Barclays co-head of interest rate strategy Michael Pond says the 10yr note will rise to 2.70 or 2.75 by year-end, which he says is fair value if economic data supports no recession—Bloomberg video below. He made two passing remarks about rates not rising this much if bond prices “get another bump from Europe” but was otherwise firm on his position of rates going up.

Mortgage rates aren’t tied to the 10yr note, they’re tied to mortgage bonds—right now most lenders use Fannie Mae 3.5% coupon to price rates—but mortgage bonds track the 10yr note medium and long term. So if Pond is right, rates would rise .375% or more. As of Friday, rates had already risen .375% over the past two weeks, then regained .125% yesterday—so we’re up .25% from record lows. So could they go more from here?

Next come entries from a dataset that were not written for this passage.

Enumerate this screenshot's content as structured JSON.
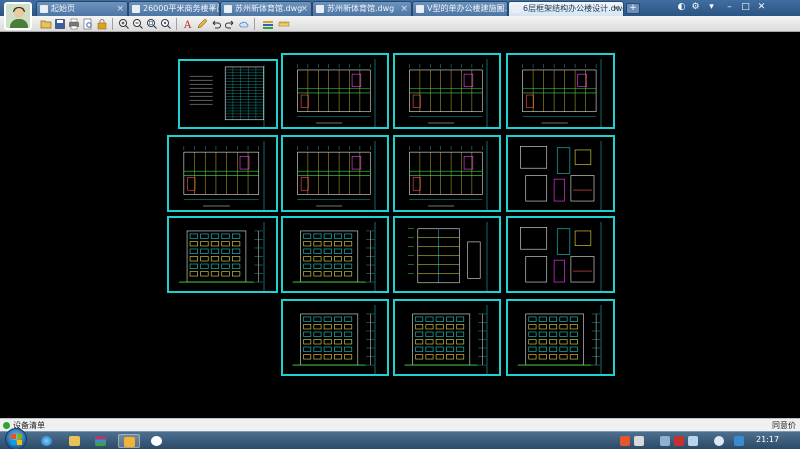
{
  "titlebar": {
    "tabs": [
      {
        "label": "起始页",
        "active": false
      },
      {
        "label": "26000平米商务楼平面...",
        "active": false
      },
      {
        "label": "苏州新体育馆.dwg",
        "active": false
      },
      {
        "label": "苏州新体育馆.dwg",
        "active": false
      },
      {
        "label": "V型的单办公楼建施图...",
        "active": false
      },
      {
        "label": "6层框架结构办公楼设计.dwg",
        "active": true
      }
    ],
    "new_tab": "+",
    "controls": {
      "minimize": "–",
      "maximize": "□",
      "close": "✕"
    }
  },
  "toolbar": {
    "buttons": [
      "open-icon",
      "save-icon",
      "print-icon",
      "print-preview-icon",
      "lock-icon",
      "zoom-in-icon",
      "zoom-out-icon",
      "zoom-window-icon",
      "zoom-extents-icon",
      "text-icon",
      "pencil-icon",
      "undo-icon",
      "redo-icon",
      "cloud-icon",
      "layer-icon",
      "measure-icon"
    ]
  },
  "drawing": {
    "line_color": "#1fd0d0",
    "sheets": [
      {
        "row": 1,
        "kind": "schedule"
      },
      {
        "row": 1,
        "kind": "plan"
      },
      {
        "row": 1,
        "kind": "plan"
      },
      {
        "row": 1,
        "kind": "plan"
      },
      {
        "row": 2,
        "kind": "plan"
      },
      {
        "row": 2,
        "kind": "plan"
      },
      {
        "row": 2,
        "kind": "plan"
      },
      {
        "row": 2,
        "kind": "details"
      },
      {
        "row": 3,
        "kind": "elevation"
      },
      {
        "row": 3,
        "kind": "elevation"
      },
      {
        "row": 3,
        "kind": "section"
      },
      {
        "row": 3,
        "kind": "details"
      },
      {
        "row": 4,
        "kind": "elevation"
      },
      {
        "row": 4,
        "kind": "elevation"
      },
      {
        "row": 4,
        "kind": "elevation"
      }
    ]
  },
  "statusbar": {
    "left_text": "设备清单",
    "right_text": "同意价"
  },
  "taskbar": {
    "apps": [
      "ie-icon",
      "explorer-icon",
      "winrar-icon",
      "cad-viewer-icon",
      "qq-icon"
    ],
    "tray": [
      "sogou-icon",
      "keyboard-icon",
      "network-icon",
      "flag-icon",
      "volume-icon",
      "cloud-icon",
      "chat-icon"
    ],
    "clock": "21:17"
  }
}
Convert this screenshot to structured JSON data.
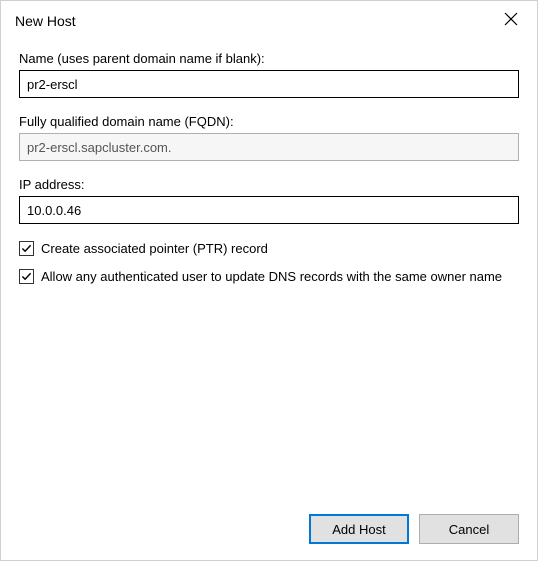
{
  "titlebar": {
    "title": "New Host"
  },
  "fields": {
    "name": {
      "label": "Name (uses parent domain name if blank):",
      "value": "pr2-erscl"
    },
    "fqdn": {
      "label": "Fully qualified domain name (FQDN):",
      "value": "pr2-erscl.sapcluster.com."
    },
    "ip": {
      "label": "IP address:",
      "value": "10.0.0.46"
    }
  },
  "checkboxes": {
    "ptr": {
      "label": "Create associated pointer (PTR) record",
      "checked": true
    },
    "allow_update": {
      "label": "Allow any authenticated user to update DNS records with the same owner name",
      "checked": true
    }
  },
  "buttons": {
    "add_host": "Add Host",
    "cancel": "Cancel"
  }
}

Pond’s views are outside consensus but he has a point when he says the Fed is distorting rates by pushing them lower than is justified by fundamentals. He said rates can remain distorted for awhile but ultimately money will go where it should.

So it’s a question of defining “ultimately”.

I think the forecast is extreme because the Fed will continue buying mortgage bonds, and I’ve discussed in detail how that lowers rates.

I agree that market prices for securities ultimately revert to levels driven by fundamentals, the Fed plus Eurozone debt crisis and U.S. fiscal policy paralysis will outweigh fundamentals near-term.

Because of this, I think rates remain in their current range +/- .25% by year end.